Kronologi Aung San Suu Kyi Ditahan dan Tuduhan Pemilu Curang

CNN Indonesia
Senin, 01 Feb 2021 07:00 WIB
Penangkapan Presiden Myanmar Win Myint dan pemimpin sipil Aung San Suu Kyi pada Senin (2/1) dini hari terrjadi setelah militer menuduh ada kecurangan pemilu.
Pendukung Partai NLD merayakan kemenangan pemilu pada November lalu. (Foto: Ye Aung Thu / AFP)

Ketegangan meningkat

Merespons tuduhan kecurangan pemilu, Panglima Tertinggi Jenderal Min Aung Hlaing dalam konferensi video kepada para perwira mengatakan bahwa Tatmadaw perlu mematuhi Konstitusi, yang merupakan 'induk hukum'.

Namun Hlaing yang menjadi orang paling kuat di Myanmar menolak untuk meredakan ketegangan yang meningkat dalam beberapa pekan terakhir.

ADVERTISEMENT

SCROLL TO CONTINUE WITH CONTENT

Pidato Hlaing menimbulkan kekhawatiran dari para anggota parlemen yang mulai menduduki kembali kursi mereka pada awal Februari.

Ketegangan pun meningkat, keamanan jalan-jalan di ibu kota Maypidaw mulai diperketat. Kawat duri pun dipasang, aparat kepolisian dikerahkan untuk menjaga keamanan di tengah ancama kudeta oleh kekuatan militer.

Keprihatian asing

Perserikatan Bangsa-Bangsa (PBB) mengaku prihatin dengan polemik pemilu yang tengah terjadi di Myanmar. PBB bahkan mendesak "semua aktor untuk menghentikan segala bentuk hasutan dan provokasi untuk menghormati hasil pemilu.

Sekjen PBB Antonio Gutteres menyerukan sebuah pernyataan untuk menghormati demokrasi pemilu.

"Semua aktor hentikan segala bentuk hasutan atau provokasi, tunjukkan kepemimpinan, dan patuhi norma-norma demokrasi dan hormatilah hasil pemilihan umum 8 November," demikian isi pernyataan itu.

"Semua sengketa pemilu harus diselesaikan melalui mekanisme hukum yang ditetapkan."
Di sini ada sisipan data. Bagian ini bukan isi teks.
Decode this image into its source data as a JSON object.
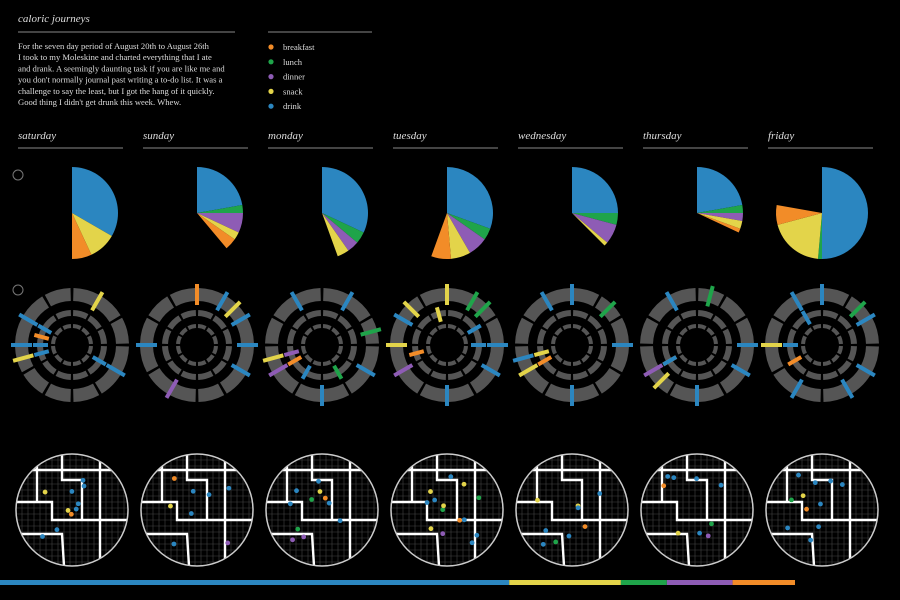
{
  "header": {
    "title": "caloric journeys",
    "intro": [
      "For the seven day period of August 20th to August 26th",
      "I took to my Moleskine and charted everything that I ate",
      "and drank. A seemingly daunting task if you are like me and",
      "you don't normally journal past writing a to-do list. It was a",
      "challenge to say the least, but I got the hang of it quickly.",
      "Good thing I didn't get drunk this week. Whew."
    ]
  },
  "legend": [
    {
      "name": "breakfast",
      "color": "#f28c28"
    },
    {
      "name": "lunch",
      "color": "#1fa44a"
    },
    {
      "name": "dinner",
      "color": "#8e5cb5"
    },
    {
      "name": "snack",
      "color": "#e3d44a"
    },
    {
      "name": "drink",
      "color": "#2b86c0"
    }
  ],
  "days": [
    {
      "name": "saturday",
      "pie": [
        25,
        0,
        0,
        35,
        120
      ],
      "clock": [
        [
          9.5
        ],
        [],
        [],
        [
          20.5,
          13
        ],
        [
          21,
          22,
          8.5,
          9,
          10,
          4,
          16
        ]
      ]
    },
    {
      "name": "sunday",
      "pie": [
        15,
        10,
        25,
        10,
        80
      ],
      "clock": [
        [
          12
        ],
        [],
        [
          19
        ],
        [
          13.5
        ],
        [
          13,
          14,
          15,
          16,
          21
        ]
      ]
    },
    {
      "name": "monday",
      "pie": [
        0,
        15,
        15,
        15,
        115
      ],
      "clock": [
        [
          8
        ],
        [
          14.5,
          5
        ],
        [
          20,
          8.5
        ],
        [
          20.5
        ],
        [
          23,
          13,
          16,
          18,
          7
        ]
      ]
    },
    {
      "name": "tuesday",
      "pie": [
        25,
        15,
        25,
        25,
        110
      ],
      "clock": [
        [
          8.5
        ],
        [
          13,
          13.5
        ],
        [
          20
        ],
        [
          21,
          22.5,
          11.5,
          12
        ],
        [
          22,
          18,
          15,
          16,
          2,
          3
        ]
      ]
    },
    {
      "name": "wednesday",
      "pie": [
        0,
        15,
        25,
        5,
        90
      ],
      "clock": [
        [
          8
        ],
        [
          13.5
        ],
        [],
        [
          20,
          8.5
        ],
        [
          12,
          23,
          15,
          18,
          20.5
        ]
      ]
    },
    {
      "name": "thursday",
      "pie": [
        5,
        10,
        10,
        10,
        80
      ],
      "clock": [
        [
          8
        ],
        [
          12.5
        ],
        [
          20
        ],
        [
          19.5
        ],
        [
          23,
          15,
          16,
          18,
          8
        ]
      ]
    },
    {
      "name": "friday",
      "pie": [
        25,
        5,
        0,
        70,
        180
      ],
      "clock": [
        [
          8
        ],
        [
          13.5
        ],
        [],
        [
          21
        ],
        [
          23,
          12,
          14,
          16,
          17,
          19,
          9,
          11
        ]
      ]
    }
  ]
}
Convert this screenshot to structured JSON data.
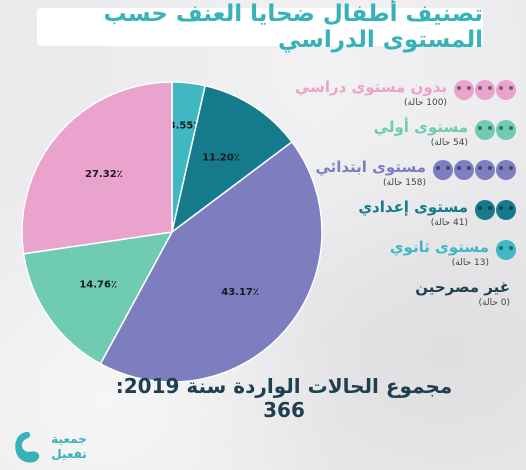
{
  "title": "تصنيف أطفال ضحايا العنف حسب المستوى الدراسي",
  "total_text": "مجموع الحالات الواردة سنة 2019: 366",
  "logo": {
    "line1": "جمعية",
    "line2": "تفعيل"
  },
  "colors": {
    "title": "#36b3b8",
    "total": "#1e3f4f",
    "none": "#e9a3cc",
    "primary_pre": "#3fb8c4",
    "prep": "#147a8c",
    "primary": "#7d7ec0",
    "secondary": "#6fcbb1",
    "unknown": "#1e3f4f"
  },
  "legend": [
    {
      "label": "بدون مستوى دراسي",
      "count": "(100 حالة)",
      "color": "#e9a3cc",
      "icons": 3,
      "icon_name": "child-face-icon"
    },
    {
      "label": "مستوى أولي",
      "count": "(54 حالة)",
      "color": "#6fcbb1",
      "icons": 2,
      "icon_name": "child-face-icon"
    },
    {
      "label": "مستوى ابتدائي",
      "count": "(158 حالة)",
      "color": "#7d7ec0",
      "icons": 4,
      "icon_name": "child-face-icon"
    },
    {
      "label": "مستوى إعدادي",
      "count": "(41 حالة)",
      "color": "#147a8c",
      "icons": 2,
      "icon_name": "child-face-icon"
    },
    {
      "label": "مستوى ثانوي",
      "count": "(13 حالة)",
      "color": "#3fb8c4",
      "icons": 1,
      "icon_name": "child-face-icon"
    },
    {
      "label": "غير مصرحين",
      "count": "(0 حالة)",
      "color": "#1e3f4f",
      "icons": 0,
      "icon_name": "child-face-icon"
    }
  ],
  "chart_data": {
    "type": "pie",
    "slices": [
      {
        "label": "3.55٪",
        "value": 3.55,
        "color": "#3fb8c4"
      },
      {
        "label": "11.20٪",
        "value": 11.2,
        "color": "#147a8c"
      },
      {
        "label": "43.17٪",
        "value": 43.17,
        "color": "#7d7ec0"
      },
      {
        "label": "14.76٪",
        "value": 14.76,
        "color": "#6fcbb1"
      },
      {
        "label": "27.32٪",
        "value": 27.32,
        "color": "#e9a3cc"
      }
    ],
    "start_angle_deg": 0,
    "direction": "clockwise",
    "legend_position": "right"
  }
}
Kedutaan besar AS dan 16 kedutaan negara lain termasuk Inggris, delegasi Uni Eropa, dan Australia mengeluarkan pernyataan yang mendesak militer untuk mematuhi norma demokrasi.

"Kami menentang upaya apapun untuk mengubah hasil pemilihan umum atau menghalangi transisi demokrasi Myanmar," tulis pernyataan bersama AS, Uni Eropa, Australia, dan Inggris seperti melansir ABS News.

Menurut analis politik Myanmar, Soe Myint Aung, militer melihat "peluang besar dalam konstitusi yang merugikan pihak mereka."

"Retorika kudeta bukan sekadar gertakan atau ancaman kosong," kata Aung.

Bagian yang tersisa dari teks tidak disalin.